See also Chinese Bacon Fried Rice
Mandarin Kitchen Chinese Ingredients For The Dish:
- 2 1/2 pounds [1.13 kg] lean pork chops
- 1/4 cup [60 mL] soy sauce
- 1 1/2 tablespoons [22.5 mL] dry Sherry
- 2 teaspoons [10 g] sugar
- 1 egg yolk
- 10 tablespoons [150 mL] cornstarch
- 3 cups [750 mL] vegetable oil
- 1 large yellow onion
- 8 green onions
- 1 sweet red or green pepper
- 4 ounces [113 g] fresh mushrooms
- 2 stalks celery
- 1 medium cucumber
- 3 tablespoons [45 mL] vegetable oil
- 1 [20-ounce / 568-mL] can pineapple chunks in syrup
- 1/4 cup [60 mL] white vinegar
- 3 tablespoons [45 mL] tomato sauce
- 1 cup [250 mL] water
Mandarin Kitchen Chinese Directions:
Trim chops, discarding fat and bones.
Cut pork chops into 1-inch [2.5-cm] pieces.
Into a large glass bowl, mix together soy sauce, sherry, sugar and egg yolk.
Mix in pork pieces.
Cover and let stand for 1 hour, stirring occasionally.
Drain pork pieces, reserving soy sauce mixture.
Coat pork pices with 8 tablespoons [120 mL] of the cornstarch.
Heat the 3 cups [750 mL] vegetable oil into a wok over high heat until it reaches 375°F [190°C].
Brown 1/2 of pork pieces into hot oil, for about 5 minutes.
Drain onto paper toweling.
Cook and drain remaining pork pieces.
Slice yellow onion into thin slices.
Slice green onions into thin diagonal slices.
Remove membranes, seed then coarsely chop sweet red or green pepper.
Clean half or quarter mushrooms.
Slice celery into 1/2-inch [1.3-cm] thick diagonal slices.
Quarter cucumber lengthwise and remove seeds; cut into 1/4-inch [6-mm] dices.
Heat remaining 3 tablespoons [45 mL] vegetable oil into a wok over high heat until hot.

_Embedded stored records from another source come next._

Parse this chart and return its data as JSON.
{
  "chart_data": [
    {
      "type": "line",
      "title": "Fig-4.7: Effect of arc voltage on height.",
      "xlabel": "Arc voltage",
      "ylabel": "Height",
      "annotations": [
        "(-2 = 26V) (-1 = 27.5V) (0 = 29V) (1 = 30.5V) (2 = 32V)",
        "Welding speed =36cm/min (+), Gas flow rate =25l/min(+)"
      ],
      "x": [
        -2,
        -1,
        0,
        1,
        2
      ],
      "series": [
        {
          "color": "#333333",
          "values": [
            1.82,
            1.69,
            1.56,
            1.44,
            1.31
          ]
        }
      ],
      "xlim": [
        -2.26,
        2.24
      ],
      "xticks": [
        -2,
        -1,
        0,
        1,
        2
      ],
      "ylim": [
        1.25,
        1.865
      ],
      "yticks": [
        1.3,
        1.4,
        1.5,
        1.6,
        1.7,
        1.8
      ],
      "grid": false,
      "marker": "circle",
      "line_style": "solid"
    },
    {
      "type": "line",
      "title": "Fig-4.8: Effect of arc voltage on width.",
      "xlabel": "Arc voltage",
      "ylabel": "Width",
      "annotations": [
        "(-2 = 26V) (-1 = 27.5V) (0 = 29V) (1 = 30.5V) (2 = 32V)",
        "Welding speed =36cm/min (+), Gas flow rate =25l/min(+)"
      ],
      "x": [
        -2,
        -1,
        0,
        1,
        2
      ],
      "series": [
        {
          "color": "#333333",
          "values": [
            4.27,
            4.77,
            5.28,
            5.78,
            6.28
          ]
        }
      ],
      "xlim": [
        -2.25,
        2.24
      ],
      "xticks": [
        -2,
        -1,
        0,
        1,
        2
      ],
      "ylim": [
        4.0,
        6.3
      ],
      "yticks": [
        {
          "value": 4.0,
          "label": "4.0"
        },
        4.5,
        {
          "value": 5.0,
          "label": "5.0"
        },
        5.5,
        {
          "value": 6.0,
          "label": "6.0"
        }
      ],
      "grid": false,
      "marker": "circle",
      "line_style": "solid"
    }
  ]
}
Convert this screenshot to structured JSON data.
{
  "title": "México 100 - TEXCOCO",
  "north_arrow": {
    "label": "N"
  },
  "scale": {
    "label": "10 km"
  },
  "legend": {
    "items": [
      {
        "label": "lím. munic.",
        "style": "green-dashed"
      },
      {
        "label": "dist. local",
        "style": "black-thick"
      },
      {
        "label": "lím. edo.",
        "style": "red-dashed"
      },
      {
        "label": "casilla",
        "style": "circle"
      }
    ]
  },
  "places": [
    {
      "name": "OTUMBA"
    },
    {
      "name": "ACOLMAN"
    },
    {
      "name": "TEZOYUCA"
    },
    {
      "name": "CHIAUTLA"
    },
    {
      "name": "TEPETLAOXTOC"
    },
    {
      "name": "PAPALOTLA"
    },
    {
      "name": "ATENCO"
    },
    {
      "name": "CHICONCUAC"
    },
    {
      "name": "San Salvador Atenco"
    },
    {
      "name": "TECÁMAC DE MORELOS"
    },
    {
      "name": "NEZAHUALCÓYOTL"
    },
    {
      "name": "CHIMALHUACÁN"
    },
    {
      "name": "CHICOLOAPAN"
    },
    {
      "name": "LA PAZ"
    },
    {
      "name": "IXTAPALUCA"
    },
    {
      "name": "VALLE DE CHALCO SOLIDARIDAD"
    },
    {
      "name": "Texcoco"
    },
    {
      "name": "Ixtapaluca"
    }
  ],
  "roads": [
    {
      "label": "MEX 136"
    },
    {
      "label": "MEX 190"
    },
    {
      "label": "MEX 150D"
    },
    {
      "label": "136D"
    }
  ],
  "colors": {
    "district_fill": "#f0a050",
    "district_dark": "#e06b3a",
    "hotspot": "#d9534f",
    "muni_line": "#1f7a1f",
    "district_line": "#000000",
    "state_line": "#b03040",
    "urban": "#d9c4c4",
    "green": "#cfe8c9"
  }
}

Stir-fry together all vegetables for 3 minutes.
Drain pineapple chunks reserving syrup.
Pour reserved syrup, reserved soy sauce mixture, vinegar and tomato sauce into vegetables.
Combine water and remaining 2 tablespoons [30 mL] cornstarch.
Add to vegetables; stir until boiling, and thickened.
Add pork pieces and reserved pineapple chunks.
Cook stirring until hot throughout, and serve.